Ways to Self-Soothe
In addition to the traditional ways to self-soothe, such as taking a bath, reading a book, aromatherapy, and etc, here are some other tips to build your self-soothing skills:
1. Create a calm, loving voice inside of you that is unconditionally accepting. It may help to think of a best friend, a co-worker, your therapist, or even someone you met in passing. Imagine their energy and presence, take it into yourself, and think of what they would say about the situation.
2. Physically hug, rub, or wrap yourself with something comfortable (i.e., a soft blanket).
3. Tell yourself, over and over, “You’re going to be okay,” “You’ve been through worse and survived. You’re living proof you’ll get through this,” or “This too shall pass.”
4. In response to criticism, you can tell yourself, “It’s okay to not be perfect,” “I am good just the way I am,” or “We are all imperfect, and so am I.”

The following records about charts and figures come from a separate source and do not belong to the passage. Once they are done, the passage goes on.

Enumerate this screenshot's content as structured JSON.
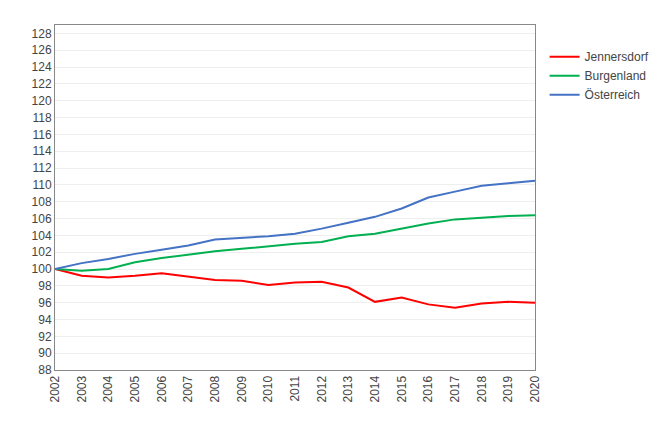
{
  "chart_data": {
    "type": "line",
    "x": [
      2002,
      2003,
      2004,
      2005,
      2006,
      2007,
      2008,
      2009,
      2010,
      2011,
      2012,
      2013,
      2014,
      2015,
      2016,
      2017,
      2018,
      2019,
      2020
    ],
    "series": [
      {
        "name": "Jennersdorf",
        "color": "#ff0000",
        "values": [
          100.0,
          99.2,
          99.0,
          99.2,
          99.5,
          99.1,
          98.7,
          98.6,
          98.1,
          98.4,
          98.5,
          97.8,
          96.1,
          96.6,
          95.8,
          95.4,
          95.9,
          96.1,
          96.0
        ]
      },
      {
        "name": "Burgenland",
        "color": "#00b050",
        "values": [
          100.0,
          99.8,
          100.0,
          100.8,
          101.3,
          101.7,
          102.1,
          102.4,
          102.7,
          103.0,
          103.2,
          103.9,
          104.2,
          104.8,
          105.4,
          105.9,
          106.1,
          106.3,
          106.4
        ]
      },
      {
        "name": "Österreich",
        "color": "#4472c4",
        "values": [
          100.0,
          100.7,
          101.2,
          101.8,
          102.3,
          102.8,
          103.5,
          103.7,
          103.9,
          104.2,
          104.8,
          105.5,
          106.2,
          107.2,
          108.5,
          109.2,
          109.9,
          110.2,
          110.5
        ]
      }
    ],
    "xlim": [
      2002,
      2020
    ],
    "xticks": [
      2002,
      2003,
      2004,
      2005,
      2006,
      2007,
      2008,
      2009,
      2010,
      2011,
      2012,
      2013,
      2014,
      2015,
      2016,
      2017,
      2018,
      2019,
      2020
    ],
    "ylim": [
      88,
      129
    ],
    "yticks": [
      88,
      90,
      92,
      94,
      96,
      98,
      100,
      102,
      104,
      106,
      108,
      110,
      112,
      114,
      116,
      118,
      120,
      122,
      124,
      126,
      128
    ],
    "grid": true,
    "legend": "right"
  }
}
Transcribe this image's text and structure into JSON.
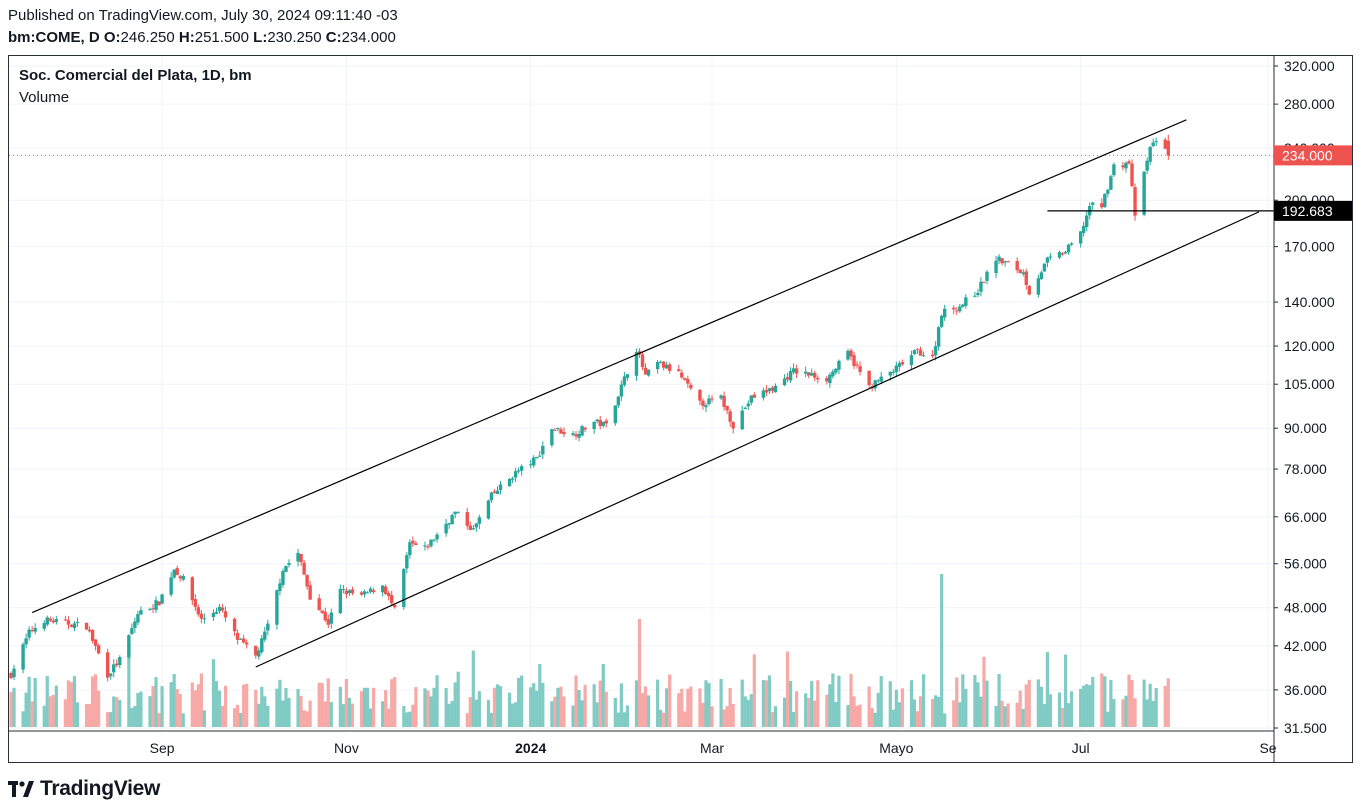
{
  "header": {
    "published": "Published on TradingView.com, July 30, 2024 09:11:40 -03",
    "symbol": "bm:COME, D",
    "o_label": "O:",
    "o_value": "246.250",
    "h_label": "H:",
    "h_value": "251.500",
    "l_label": "L:",
    "l_value": "230.250",
    "c_label": "C:",
    "c_value": "234.000"
  },
  "legend": {
    "title": "Soc. Comercial del Plata, 1D, bm",
    "volume": "Volume"
  },
  "brand": {
    "name": "TradingView",
    "icon": "tradingview-logo-icon"
  },
  "colors": {
    "up": "#26a69a",
    "down": "#ef5350",
    "up_vol": "#80cbc4",
    "down_vol": "#f7a9a7",
    "line": "#000000",
    "price_line": "#ef5350"
  },
  "chart_data": {
    "type": "candlestick",
    "y_scale": "log",
    "y_ticks": [
      "320.000",
      "280.000",
      "240.000",
      "200.000",
      "170.000",
      "140.000",
      "120.000",
      "105.000",
      "90.000",
      "78.000",
      "66.000",
      "56.000",
      "48.000",
      "42.000",
      "36.000",
      "31.500"
    ],
    "x_ticks": [
      {
        "label": "Sep",
        "date": "2023-09-01"
      },
      {
        "label": "Nov",
        "date": "2023-11-01"
      },
      {
        "label": "2024",
        "date": "2024-01-01",
        "bold": true
      },
      {
        "label": "Mar",
        "date": "2024-03-01"
      },
      {
        "label": "Mayo",
        "date": "2024-05-01"
      },
      {
        "label": "Jul",
        "date": "2024-07-01"
      },
      {
        "label": "Se",
        "date": "2024-09-01"
      }
    ],
    "x_range": [
      "2023-07-13",
      "2024-09-01"
    ],
    "last_price": {
      "value": 234.0,
      "label": "234.000"
    },
    "level": {
      "value": 192.683,
      "label": "192.683"
    },
    "ohlc": {
      "open": 246.25,
      "high": 251.5,
      "low": 230.25,
      "close": 234.0
    },
    "channel_upper": {
      "from": {
        "date": "2023-07-20",
        "price": 47.2
      },
      "to": {
        "date": "2024-08-05",
        "price": 265
      }
    },
    "channel_lower": {
      "from": {
        "date": "2023-10-02",
        "price": 39.0
      },
      "to": {
        "date": "2024-08-29",
        "price": 192
      }
    },
    "level_line": {
      "from_date": "2024-06-20"
    },
    "anchors": [
      [
        "2023-07-13",
        38
      ],
      [
        "2023-07-19",
        44
      ],
      [
        "2023-07-24",
        46
      ],
      [
        "2023-07-31",
        45.5
      ],
      [
        "2023-08-07",
        45
      ],
      [
        "2023-08-14",
        38
      ],
      [
        "2023-08-18",
        40
      ],
      [
        "2023-08-24",
        47
      ],
      [
        "2023-08-31",
        49
      ],
      [
        "2023-09-05",
        55
      ],
      [
        "2023-09-08",
        53
      ],
      [
        "2023-09-14",
        46
      ],
      [
        "2023-09-20",
        48
      ],
      [
        "2023-09-26",
        43
      ],
      [
        "2023-10-02",
        40.5
      ],
      [
        "2023-10-06",
        45
      ],
      [
        "2023-10-11",
        55
      ],
      [
        "2023-10-16",
        58
      ],
      [
        "2023-10-20",
        50
      ],
      [
        "2023-10-26",
        45.5
      ],
      [
        "2023-10-30",
        51
      ],
      [
        "2023-11-06",
        50
      ],
      [
        "2023-11-13",
        52
      ],
      [
        "2023-11-17",
        47.5
      ],
      [
        "2023-11-22",
        60
      ],
      [
        "2023-11-27",
        59
      ],
      [
        "2023-12-01",
        62
      ],
      [
        "2023-12-07",
        67
      ],
      [
        "2023-12-13",
        63
      ],
      [
        "2023-12-19",
        71
      ],
      [
        "2023-12-27",
        77
      ],
      [
        "2024-01-03",
        81
      ],
      [
        "2024-01-08",
        90
      ],
      [
        "2024-01-15",
        88
      ],
      [
        "2024-01-22",
        92
      ],
      [
        "2024-01-26",
        91
      ],
      [
        "2024-02-01",
        107
      ],
      [
        "2024-02-05",
        119
      ],
      [
        "2024-02-08",
        108
      ],
      [
        "2024-02-12",
        113
      ],
      [
        "2024-02-19",
        109
      ],
      [
        "2024-02-26",
        98
      ],
      [
        "2024-03-04",
        100
      ],
      [
        "2024-03-08",
        91
      ],
      [
        "2024-03-14",
        100
      ],
      [
        "2024-03-22",
        104
      ],
      [
        "2024-03-28",
        110
      ],
      [
        "2024-04-08",
        107
      ],
      [
        "2024-04-15",
        117
      ],
      [
        "2024-04-22",
        104
      ],
      [
        "2024-04-30",
        110
      ],
      [
        "2024-05-08",
        118
      ],
      [
        "2024-05-13",
        115
      ],
      [
        "2024-05-16",
        135
      ],
      [
        "2024-05-22",
        138
      ],
      [
        "2024-05-28",
        146
      ],
      [
        "2024-06-03",
        163
      ],
      [
        "2024-06-07",
        160
      ],
      [
        "2024-06-12",
        155
      ],
      [
        "2024-06-14",
        145
      ],
      [
        "2024-06-20",
        162
      ],
      [
        "2024-06-26",
        167
      ],
      [
        "2024-07-01",
        178
      ],
      [
        "2024-07-04",
        196
      ],
      [
        "2024-07-08",
        196
      ],
      [
        "2024-07-12",
        225
      ],
      [
        "2024-07-17",
        228
      ],
      [
        "2024-07-19",
        190
      ],
      [
        "2024-07-24",
        240
      ],
      [
        "2024-07-26",
        248
      ],
      [
        "2024-07-30",
        234
      ]
    ]
  }
}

5. Once you feel a little more calm, begin asking yourself what it is you need at this moment. Your needs are important, especially in times of distress. It may be that the little voice inside you says you need to go for a walk, or to hug yourself a little longer, or for you to continue saying comforting words. Whatever it is you need, give yourself that. And if you have trouble hearing your needs, continue to soothe or hug yourself in the midst of your emotions.
6. Remind yourself that everything in life is impermanent. No exceptions. So what you’re going through now will eventually shift and change. Allow yourself to go through the emotions, surfing the waves with the board of your self-compassion. And soon you’ll find yourself somewhere new.